What’s Happening Now? Part Dos

In another exciting installment of What’s Happening Now? (Part Dos. That’s Spanish for something), we’ll cover some exciting topics and some news everyone’s waiting to hear.

We left off with the raffle, the proceeds of which have funded the construction of the Artman Theater. Fergie has coordinated the entire project and can be seen with a bag of money you’re not supposed to mug him for. I was pretty disappointed when I learned that, so please, don’t mug Fergie. (Whatever.)

With that, here we go:

Mayo: So Last year a television production crew was here. I wrote a post about how we might have a reality show, then we didn’t. I looked like a total ass. Fortunately, I am accustomed to that and it didn’t bother me at all. What’s going on with that?

Stuart: You didn’t look like an ass at all. The network’s mom is an ass. After much success with our beloved producers Johnny & Kinga and the production company Fishbowl Productions, the networks decided that we were not what they were looking for, which apparently is pretty freakin’ foul and temptingly disturbing, but certainly not family-friendly. Damn networks. They wanted us to spice it up and so I suggested we could maybe stay up all night playing spin the bottle under strobe lights in a room full of Nerf balls, but that’s apparently not the vision they were going for. They said it had already been done to death.

Mayo: You know what we need? A spaceship. I’ll bet the production companies would be banging down our door to get a piece of that action. Or maybe we can turn it into one of those reality game shows. We can call it, “Get Fergie’s Bag Of Money!” and then we all chase him through the woods with crossbows. Eh?

Stuart: I really dig that idea, I’ll run it by him. He’s always willing to help me out. We can edit in footage from Wanderlust if we need to expand the chase scenes a bit. Hey! And we can wear war-paint like in Lord of the Flies or Friday night 9-ball! I’m liking this idea better and better. I’ve already got some butt-kickin’ ideas for the  soundtrack.

Mayo: That’s right! I forgot he was in that movie. I’m just glad he didn’t write it. So I know we have a long summer ahead, but I’m super impatient and I like candy.

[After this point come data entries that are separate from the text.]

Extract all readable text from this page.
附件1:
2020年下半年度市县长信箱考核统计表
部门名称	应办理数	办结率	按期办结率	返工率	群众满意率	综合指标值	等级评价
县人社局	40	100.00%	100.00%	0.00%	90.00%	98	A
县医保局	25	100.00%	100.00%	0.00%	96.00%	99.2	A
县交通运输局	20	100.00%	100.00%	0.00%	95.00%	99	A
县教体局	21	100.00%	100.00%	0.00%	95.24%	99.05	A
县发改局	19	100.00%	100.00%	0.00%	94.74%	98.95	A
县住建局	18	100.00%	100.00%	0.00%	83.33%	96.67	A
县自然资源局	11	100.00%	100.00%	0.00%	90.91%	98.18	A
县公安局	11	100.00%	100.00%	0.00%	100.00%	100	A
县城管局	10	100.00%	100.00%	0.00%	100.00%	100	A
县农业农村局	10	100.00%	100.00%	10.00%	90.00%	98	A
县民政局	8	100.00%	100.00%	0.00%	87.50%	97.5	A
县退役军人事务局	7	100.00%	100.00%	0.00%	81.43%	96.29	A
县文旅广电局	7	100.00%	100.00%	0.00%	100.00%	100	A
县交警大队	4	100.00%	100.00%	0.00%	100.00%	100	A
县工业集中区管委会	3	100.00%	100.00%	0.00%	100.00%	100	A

What’s going on this Halloween?

Stuart: There’s been talk about making another run at doing a scary haunted house project. Something that’s not weather-dependent. But we need to get started right away. I’m really open to ideas at this point. I’m thinking something that might cause permanent psychological damage to the brave and the bold who dare to enter. There’s a video, I have it here somewhere, of a bunch of us scaring the crap out of some little kids at a fake “séance” we put together once years ago. But these take an insane amount of work. It’s not something we can do well at the last minute. Fortunately there’s two months between Labor Day and Halloween. Which reminds me, “Let’s Make a Deal,” “The Price Is Right,” and “Minute to Win It” return Labor Day weekend, and that’s only 4 weeks away now! I hope each and every person who sees this post can come out and join in the fun. That would be like, a multitude, or something.

Mayo: Something’s been bugging me and I just have to bring it up. Before when I drove my golf cart back and forth to the clubhouse, it was much bouncier. I kind of liked it. Now it seems all smooth and boring. What’s up with that crap?

Stuart: Proceeds from the NASCAR “race poo” are now allocated for road gravel, and we’ll be adding more loads this season until we can proudly point and say “Now that is definitely a road right there!” Also, some drainage work is being planned, so that when we buy an expensive truckload of rocks, we can actually get to keep it for a little while. All of this is made possible by the NASCAR proceeds and the increase in service fees back in June.

Mayo: Well I’m glad NASCAR is finally  doing something other than driving in circles. So I received a notice saying there was going to be a modest price increase. Looking around at all the improvements, it’s easy to see where that money is going. How has that been received?

Stuart: I honestly believe a few folks didn’t even notice, and if so, they didn’t blink. Almost everyone understood we held off as long as we could, heck 7 years is a long time. Seven years ago, “Buy U a Drank (Shawty Snappin’)” by T-Pain featuring Yung Joc was #1 on Billboard’s pop chart. Looking that up just now made my head hurt.

Mayo: I understand you’ve instituted some easier-pay monthly options. How does that work? Before you answer, can I have a Kit-Kat?

Stuart: All I have is Mars. I like almonds. Actually the pay-monthly memberships are no longer offered. We just got burned too much on those. But whoever has one now can keep it as long as they like. (And won’t see the June price increase until their next renewal date.)

Mayo: Beach Ball I and II were truly epic events. Exactly how do you plan to out-do either with Beach Ball III?

Stuart: Ratz in the Attic have already booked, and they are excited about the new stage. Christie Wilson has another engagement unfortunately, but I’m working on getting a couple of nice surprises together. You know there will be various configurations of Whoevers in attendance.

So the folks know, the Whoever Band is comprised of whoever. There are various members with a ton of musical talent and seeing them perform is always a treat. This year, I’ll be doing my rendition of “Stairway to Heaven” with spoons. You don’t want to miss that.